I'm not proficient but I'd like to try to after completing my current tasks. Could you share me your SSH info, and are you using Linux or Windows? Thanks!

1480c1 commented 5 years ago

I can setup an ssh account on the machine, it's running Ubuntu 19.04. currently about to have an exam, so will not be able to do it immediately

Austin-Hu commented 5 years ago

I can setup an ssh account on the machine, it's running Ubuntu 19.04. currently about to have an exam, so will not be able to do it immediately

OK, let me try to log in it.

1480c1 commented 5 years ago

I sent you an email to the one in the commit with the information

Austin-Hu commented 5 years ago

Hi @1480c1 ,

As for the latter "_mm_loadu_si128" crashing issue, I think its root cause is that, in the implementation of some (or most) kernel threads, using AVX and SSE intrinsics were mixed together, such as function IntraModeVerticalChroma_AVX2_INTRIN(). So with your X3430 CPU without AVX intrinsic, the IntraVerticalChroma_funcPtrArray function pointer array would point to the IntraModeVerticalChroma_AVX2_INTRIN() code with PREAVX2_MASK, and would go through the section using AVX intrinsic (the 256bit version, or the 128bit one compiled with -mavx2 gcc option) which it shouldn't have gone.
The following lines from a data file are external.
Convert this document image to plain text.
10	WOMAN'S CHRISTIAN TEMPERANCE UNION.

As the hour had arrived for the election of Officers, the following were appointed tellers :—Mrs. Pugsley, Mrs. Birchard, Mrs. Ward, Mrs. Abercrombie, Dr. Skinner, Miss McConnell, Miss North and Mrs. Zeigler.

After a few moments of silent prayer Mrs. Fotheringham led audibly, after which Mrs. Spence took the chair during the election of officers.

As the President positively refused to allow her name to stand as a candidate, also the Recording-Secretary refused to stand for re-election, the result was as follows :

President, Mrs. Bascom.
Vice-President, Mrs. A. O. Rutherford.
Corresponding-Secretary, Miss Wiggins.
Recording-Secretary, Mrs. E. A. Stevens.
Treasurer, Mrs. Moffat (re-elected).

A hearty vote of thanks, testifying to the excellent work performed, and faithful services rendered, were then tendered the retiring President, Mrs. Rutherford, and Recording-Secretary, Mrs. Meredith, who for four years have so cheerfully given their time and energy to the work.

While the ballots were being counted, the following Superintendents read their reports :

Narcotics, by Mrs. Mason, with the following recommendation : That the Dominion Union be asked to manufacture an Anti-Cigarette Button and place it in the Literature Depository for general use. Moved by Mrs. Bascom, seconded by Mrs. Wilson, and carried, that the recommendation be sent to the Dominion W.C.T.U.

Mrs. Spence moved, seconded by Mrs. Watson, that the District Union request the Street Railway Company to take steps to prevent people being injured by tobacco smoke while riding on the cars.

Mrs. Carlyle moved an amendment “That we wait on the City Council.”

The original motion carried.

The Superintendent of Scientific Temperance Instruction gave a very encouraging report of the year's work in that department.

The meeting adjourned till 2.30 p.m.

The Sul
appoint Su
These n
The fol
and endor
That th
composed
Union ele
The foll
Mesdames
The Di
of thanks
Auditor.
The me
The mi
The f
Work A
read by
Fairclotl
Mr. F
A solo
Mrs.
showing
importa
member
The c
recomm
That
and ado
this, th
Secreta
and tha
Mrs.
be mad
The way to address this issue, is to separate the SSE/AVX intrinsic usings into different files, compiled with corresponding gcc x86 options. And the most ideal way I was considering is to use the "CPU dispatch" mechanism mentioned in Section 13.5 of "Optimizing Software in C++". But it would not be feasible for the SVT encoder project, because the function pointer of most kernel threads changes during runtime. For example, using either SSE or AVX in IntraModeVerticalChroma_AVX2_INTRIN() depends on the Chroma PU size, rather than being set during encoder initialization stage.

So I submitted an experimental commit, to prove that the file using SSE and being compiled with -mavx2 would cause the crashing issue in your CPU withough AVX supported. And with the commit applied, the "Illegal instruction" issue wouldn't happen in IntraModeVerticalChroma_AVX2_INTRIN(), but it occurred again in another following function IntraModeDCChroma_AVX2_INTRIN().

In order to fully resolve this issue, we need too much similar seperation (physical effort actually) for all the implementations of kernel threads which mixed different intrinsics, not only for IntraModeVerticalChroma_AVX2_INTRIN(). So let's set it as low priority and refine those codes in the future to support legacy CPUs.

Thanks!

Austin-Hu commented 5 years ago

BTW, I suggest to review and merge the 1st commit for both SVT-HEVC and SVT-VP9, as it's a reasonable fix. @1480c1 @tianjunwork @lijing0010

Austin-Hu commented 5 years ago

To merge the PR #376 which is a correct fix with single commit for this issue.

As for the experimental commit, which can be referenced instead here, set it as low priority.